This one’s embarrassing to admit.
Not because it ruined the business. But because I knew better while I was doing it.
We’re a video company.
That’s our thing. That’s what we believe in.
And for a stretch, we still did static social posts.
Not because they worked. Not because we loved them. But because clients asked.
And everyone felt the misalignment — even if no one said it out loud at first.
This is how misalignment actually starts
It never starts with a big compromise.
It starts with something small.
“Can you also handle some static posts?”
“It’s just a few.”
“It’ll help round things out.”
It sounds reasonable. It sounds harmless. It sounds like good service.
It’s not.
It’s the beginning of dilution.
I hated the work, and that mattered more than I wanted to admit
Here’s the part I avoided for too long.
I hated doing static posts.
Not because they’re evil. But because they’re not what I believe in. They’re not where we create leverage. They’re not what we’re best at.
And when you hate the work, it leaks.
It leaks into:
- how you talk about it
- How much care you put into it,
- how confidently you stand behind it
You can’t fake conviction for long.
Clients don’t need to say it — they feel it
What surprised me most wasn’t my own frustration.
It was the clients’.
They didn’t always complain. They didn’t always articulate the issue.
But engagement was flat. Excitement was low. Conversations felt off.
They were paying for something that felt transactional — not transformational.
And deep down, they knew it wasn’t our core.
This is where most businesses screw up positioning
Here’s the mistake I see everywhere.
Businesses think positioning is what they say on their website.
It’s not.
Positioning is what you:
- defend
- refuse
- repeat
The moment you start offering things you don’t fully stand behind, your positioning weakens — even if the service is “fine.”
Fine doesn’t build trust. Conviction does.
Doing work you don’t believe in creates resentment
This part is subtle, but dangerous.
When you keep delivering work you don’t respect, resentment builds.
Not explosive resentment. Quiet resentment.
You start thinking:
“This isn’t why we built this.”
“This isn’t where our edge is.”
“This isn’t the work I want to be known for.”
And resentment poisons relationships — even professional ones.
I confused being helpful with being a leader
I told myself I was being accommodating.
What I was really doing was avoiding leadership.
Leadership would’ve been saying:
“This isn’t what we do best.”
“This isn’t where you’ll get the most value.”
“This isn’t aligned with how we work.”
Instead, I said yes. And then felt the consequences.
Static posts weren’t the problem — cowardice was
Let’s be clear.
Static posts aren’t the villain.
Plenty of companies do them well.
The problem was my agreeing to deliver something I didn’t believe in, to keep things smooth.
That’s not a strategy. That’s fear wearing a customer-service mask.
The moment I stopped, everything got cleaner
When we finally cut static posts:
- conversations improved
- expectations reset
- delivery tightened
- confidence returned
Some clients left.
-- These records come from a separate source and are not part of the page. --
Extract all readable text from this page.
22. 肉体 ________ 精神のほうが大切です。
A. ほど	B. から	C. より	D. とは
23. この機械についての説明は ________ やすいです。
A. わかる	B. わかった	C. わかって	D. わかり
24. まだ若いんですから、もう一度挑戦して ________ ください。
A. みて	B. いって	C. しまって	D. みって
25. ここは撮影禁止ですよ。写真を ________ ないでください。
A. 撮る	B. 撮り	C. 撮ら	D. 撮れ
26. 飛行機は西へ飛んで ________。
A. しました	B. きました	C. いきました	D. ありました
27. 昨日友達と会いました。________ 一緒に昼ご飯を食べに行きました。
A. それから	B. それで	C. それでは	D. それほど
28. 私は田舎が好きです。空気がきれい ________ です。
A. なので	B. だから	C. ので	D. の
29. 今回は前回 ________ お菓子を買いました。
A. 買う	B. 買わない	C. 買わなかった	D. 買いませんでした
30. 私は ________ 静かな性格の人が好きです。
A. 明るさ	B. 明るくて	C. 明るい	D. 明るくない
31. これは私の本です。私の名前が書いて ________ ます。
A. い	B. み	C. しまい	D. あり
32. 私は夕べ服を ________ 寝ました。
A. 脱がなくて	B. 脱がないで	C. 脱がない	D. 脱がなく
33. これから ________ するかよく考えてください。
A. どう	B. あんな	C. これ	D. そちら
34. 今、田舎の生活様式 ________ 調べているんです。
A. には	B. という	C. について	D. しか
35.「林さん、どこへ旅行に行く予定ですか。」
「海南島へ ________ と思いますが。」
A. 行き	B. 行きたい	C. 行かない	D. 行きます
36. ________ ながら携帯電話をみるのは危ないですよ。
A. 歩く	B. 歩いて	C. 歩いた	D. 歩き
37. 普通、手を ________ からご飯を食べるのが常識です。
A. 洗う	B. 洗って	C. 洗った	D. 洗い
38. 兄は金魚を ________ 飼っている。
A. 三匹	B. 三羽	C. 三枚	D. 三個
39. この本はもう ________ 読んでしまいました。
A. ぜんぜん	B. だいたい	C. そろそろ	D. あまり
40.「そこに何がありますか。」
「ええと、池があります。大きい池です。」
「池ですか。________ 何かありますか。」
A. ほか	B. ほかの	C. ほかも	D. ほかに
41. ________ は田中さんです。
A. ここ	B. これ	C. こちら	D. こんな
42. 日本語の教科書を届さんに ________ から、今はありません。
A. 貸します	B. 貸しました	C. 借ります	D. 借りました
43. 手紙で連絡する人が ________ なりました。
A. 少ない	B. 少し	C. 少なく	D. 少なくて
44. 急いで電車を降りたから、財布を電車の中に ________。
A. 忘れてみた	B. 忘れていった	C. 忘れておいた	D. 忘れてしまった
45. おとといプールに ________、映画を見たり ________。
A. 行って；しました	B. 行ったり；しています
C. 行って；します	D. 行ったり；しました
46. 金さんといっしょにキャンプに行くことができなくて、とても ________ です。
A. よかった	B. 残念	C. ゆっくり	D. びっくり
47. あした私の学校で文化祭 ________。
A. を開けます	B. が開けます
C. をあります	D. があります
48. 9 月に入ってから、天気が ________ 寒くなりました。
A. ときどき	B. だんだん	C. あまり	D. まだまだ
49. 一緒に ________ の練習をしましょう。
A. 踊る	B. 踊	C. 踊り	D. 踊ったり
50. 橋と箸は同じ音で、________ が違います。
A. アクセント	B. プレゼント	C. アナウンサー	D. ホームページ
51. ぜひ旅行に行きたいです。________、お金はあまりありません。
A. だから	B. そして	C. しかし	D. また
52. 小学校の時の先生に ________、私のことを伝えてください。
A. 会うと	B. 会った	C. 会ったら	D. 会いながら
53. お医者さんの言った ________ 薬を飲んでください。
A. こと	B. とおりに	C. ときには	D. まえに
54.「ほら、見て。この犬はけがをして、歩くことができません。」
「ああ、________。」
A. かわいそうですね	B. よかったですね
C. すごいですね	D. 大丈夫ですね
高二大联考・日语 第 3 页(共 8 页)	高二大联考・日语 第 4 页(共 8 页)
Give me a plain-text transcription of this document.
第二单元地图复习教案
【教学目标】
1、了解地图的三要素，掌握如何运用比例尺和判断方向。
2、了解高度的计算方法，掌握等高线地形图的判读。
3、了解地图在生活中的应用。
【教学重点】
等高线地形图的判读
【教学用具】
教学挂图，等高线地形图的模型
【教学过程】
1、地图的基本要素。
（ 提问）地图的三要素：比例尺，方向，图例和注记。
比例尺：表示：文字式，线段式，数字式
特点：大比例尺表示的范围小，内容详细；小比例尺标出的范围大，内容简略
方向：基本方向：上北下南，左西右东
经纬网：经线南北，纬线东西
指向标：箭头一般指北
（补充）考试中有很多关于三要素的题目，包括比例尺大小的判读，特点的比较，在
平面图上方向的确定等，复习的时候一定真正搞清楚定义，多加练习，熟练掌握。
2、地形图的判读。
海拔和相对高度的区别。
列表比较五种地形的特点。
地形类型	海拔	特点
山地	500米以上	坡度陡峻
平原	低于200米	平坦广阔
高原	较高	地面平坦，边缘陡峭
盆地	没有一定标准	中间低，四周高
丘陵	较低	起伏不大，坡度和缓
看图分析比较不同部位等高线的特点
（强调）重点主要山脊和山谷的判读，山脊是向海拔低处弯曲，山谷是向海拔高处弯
Others leaned in harder. Both outcomes were correct. The business immediately felt more honest.
Clients don’t want “more” — they want clarity
Here’s what I learned the hard way.
Clients don’t actually want you to do everything.
They want you to:
- know what you’re best at
- stand behind it
- guide them confidently
When you blur your own edge, clients don’t feel supported. They feel uncertain.
This applies far beyond content
This lesson isn’t about static posts.
It’s about:
- saying yes to the wrong work
- diluting your identity
- prioritizing comfort over clarity
Every time you accept work you don’t respect, you teach the market who you’re willing to be.
And once that story is out there, it’s hard to undo.
The line I won’t cross anymore
I don’t offer services I wouldn’t proudly sell again tomorrow.
If I don’t believe in it, it doesn’t belong in the business.
Period.
That line protects:
- focus
- energy
- reputation
And most importantly, self-respect.
Final thought
Doing static posts didn’t break the business.
But it showed me something important.
The fastest way to weaken your authority is to stop quietly standing for anything.
Conviction isn’t loud. But its absence is obvious. And once I stopped compromising on what we actually do, everything else fell back into place.